From 98a9e063b695c020fde8b876ec97fe914723fd0b Mon Sep 17 00:00:00 2001
From: Ines Montani <ines@ines.io>
Date: Sat, 22 Aug 2020 17:15:05 +0200
Subject: [PATCH] Update docs [ci skip]

---
 website/docs/usage/embeddings-transformers.md | 25 ++++++++++---------
 website/docs/usage/layers-architectures.md    | 13 ++++++++++
 2 files changed, 26 insertions(+), 12 deletions(-)

diff --git a/website/docs/usage/embeddings-transformers.md b/website/docs/usage/embeddings-transformers.md
index 4f40104c4..7648a5d45 100644
--- a/website/docs/usage/embeddings-transformers.md
+++ b/website/docs/usage/embeddings-transformers.md
@@ -71,10 +71,10 @@ of performance.
 ## Shared embedding layers {#embedding-layers}
 
 spaCy lets you share a single transformer or other token-to-vector ("tok2vec")
-embedding layer  between multiple components. You can even update the shared layer,
-performing **multi-task learning**. Reusing the tok2vec layer between components
-can make your pipeline run a lot faster and result in much
-smaller models. However, it can make the pipeline less modular and make it more
+embedding layer between multiple components. You can even update the shared
+layer, performing **multi-task learning**. Reusing the tok2vec layer between
+components can make your pipeline run a lot faster and result in much smaller
+models. However, it can make the pipeline less modular and make it more
 difficult to swap components or retrain parts of the pipeline. Multi-task
 learning can affect your accuracy (either positively or negatively), and may
 require some retuning of your hyper-parameters.
@@ -87,11 +87,11 @@ require some retuning of your hyper-parameters.
 | ✅ **faster:** embed the documents once for your whole pipeline                             | ❌ **slower:** rerun the embedding for each component                   |
 | ❌ **less composable:** all components require the same embedding component in the pipeline | ✅ **modular:** components can be moved and swapped freely              |
 
-You can share a single transformer or other tok2vec model between multiple components
-by adding a [`Transformer`](/api/transformer) or [`Tok2Vec`](/api/tok2vec) component
-near the start of your pipeline. Components later in the pipeline can "connect"

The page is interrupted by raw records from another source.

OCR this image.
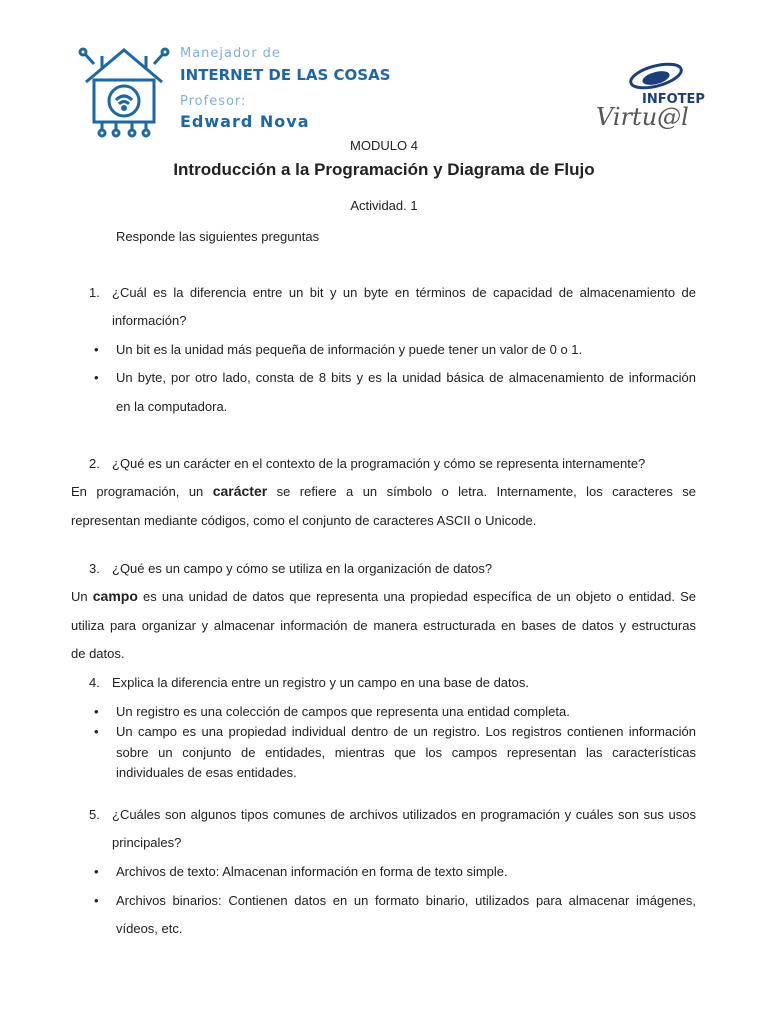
Manejador de
INTERNET DE LAS COSAS
Profesor:
Edward Nova
INFOTEP
Virtu@l
MODULO 4
Introducción a la Programación y Diagrama de Flujo
Actividad. 1
Responde las siguientes preguntas
1. ¿Cuál es la diferencia entre un bit y un byte en términos de capacidad de almacenamiento de
información?
• Un bit es la unidad más pequeña de información y puede tener un valor de 0 o 1.
• Un byte, por otro lado, consta de 8 bits y es la unidad básica de almacenamiento de información
en la computadora.
2. ¿Qué es un carácter en el contexto de la programación y cómo se representa internamente?
En programación, un carácter se refiere a un símbolo o letra. Internamente, los caracteres se
representan mediante códigos, como el conjunto de caracteres ASCII o Unicode.
3. ¿Qué es un campo y cómo se utiliza en la organización de datos?
Un campo es una unidad de datos que representa una propiedad específica de un objeto o entidad. Se
utiliza para organizar y almacenar información de manera estructurada en bases de datos y estructuras
de datos.
4. Explica la diferencia entre un registro y un campo en una base de datos.
• Un registro es una colección de campos que representa una entidad completa.
• Un campo es una propiedad individual dentro de un registro. Los registros contienen información
sobre un conjunto de entidades, mientras que los campos representan las características
individuales de esas entidades.
5. ¿Cuáles son algunos tipos comunes de archivos utilizados en programación y cuáles son sus usos
principales?
• Archivos de texto: Almacenan información en forma de texto simple.
• Archivos binarios: Contienen datos en un formato binario, utilizados para almacenar imágenes,
vídeos, etc.
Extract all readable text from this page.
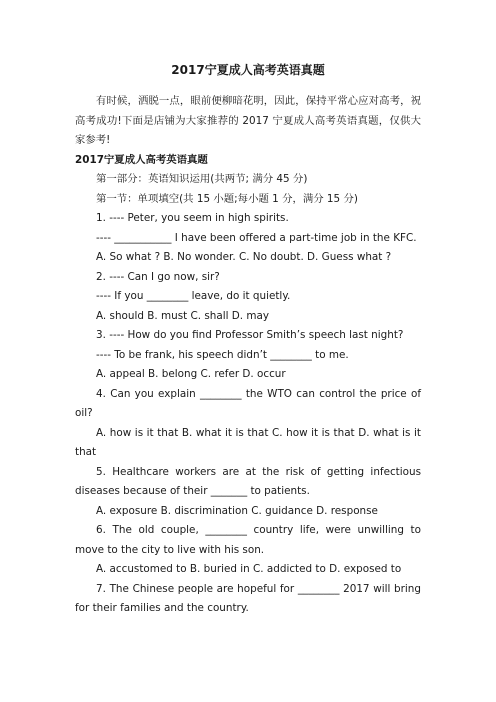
2017宁夏成人高考英语真题

有时候，洒脱一点，眼前便柳暗花明，因此，保持平常心应对高考，祝高考成功!下面是店铺为大家推荐的 2017 宁夏成人高考英语真题，仅供大家参考!

2017宁夏成人高考英语真题

第一部分：英语知识运用(共两节; 满分 45 分)

第一节：单项填空(共 15 小题;每小题 1 分，满分 15 分)

1. ---- Peter, you seem in high spirits.

---- ___________ I have been offered a part-time job in the KFC.

A. So what ? B. No wonder. C. No doubt. D. Guess what ?

2. ---- Can I go now, sir?

---- If you ________ leave, do it quietly.

A. should B. must C. shall D. may

3. ---- How do you find Professor Smith’s speech last night?

---- To be frank, his speech didn’t ________ to me.

A. appeal B. belong C. refer D. occur

4. Can you explain ________ the WTO can control the price of oil?

A. how is it that B. what it is that C. how it is that D. what is it that

5. Healthcare workers are at the risk of getting infectious diseases because of their _______ to patients.

A. exposure B. discrimination C. guidance D. response

6. The old couple, ________ country life, were unwilling to move to the city to live with his son.

A. accustomed to B. buried in C. addicted to D. exposed to

7. The Chinese people are hopeful for ________ 2017 will bring for their families and the country.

-to it by including a **listener layer** like [Tok2VecListener](/api/architectures#Tok2VecListener)
-within their model. 
+You can share a single transformer or other tok2vec model between multiple
+components by adding a [`Transformer`](/api/transformer) or
+[`Tok2Vec`](/api/tok2vec) component near the start of your pipeline. Components
+later in the pipeline can "connect" to it by including a **listener layer** like
+[Tok2VecListener](/api/architectures#Tok2VecListener) within their model.
 
 ![Pipeline components listening to shared embedding component](../images/tok2vec-listener.svg)
 
@@ -102,9 +102,10 @@ listeners, allowing the listeners to **reuse the predictions** when they are
 eventually called. A similar mechanism is used to pass gradients from the
 listeners back to the model. The [`Transformer`](/api/transformer) component and
 [TransformerListener](/api/architectures#TransformerListener) layer do the same
-thing for transformer models, but the `Transformer` component will also save the 
-transformer outputs to the `doc._.trf_data` extension attribute, giving you
-access to them after the pipeline has finished running.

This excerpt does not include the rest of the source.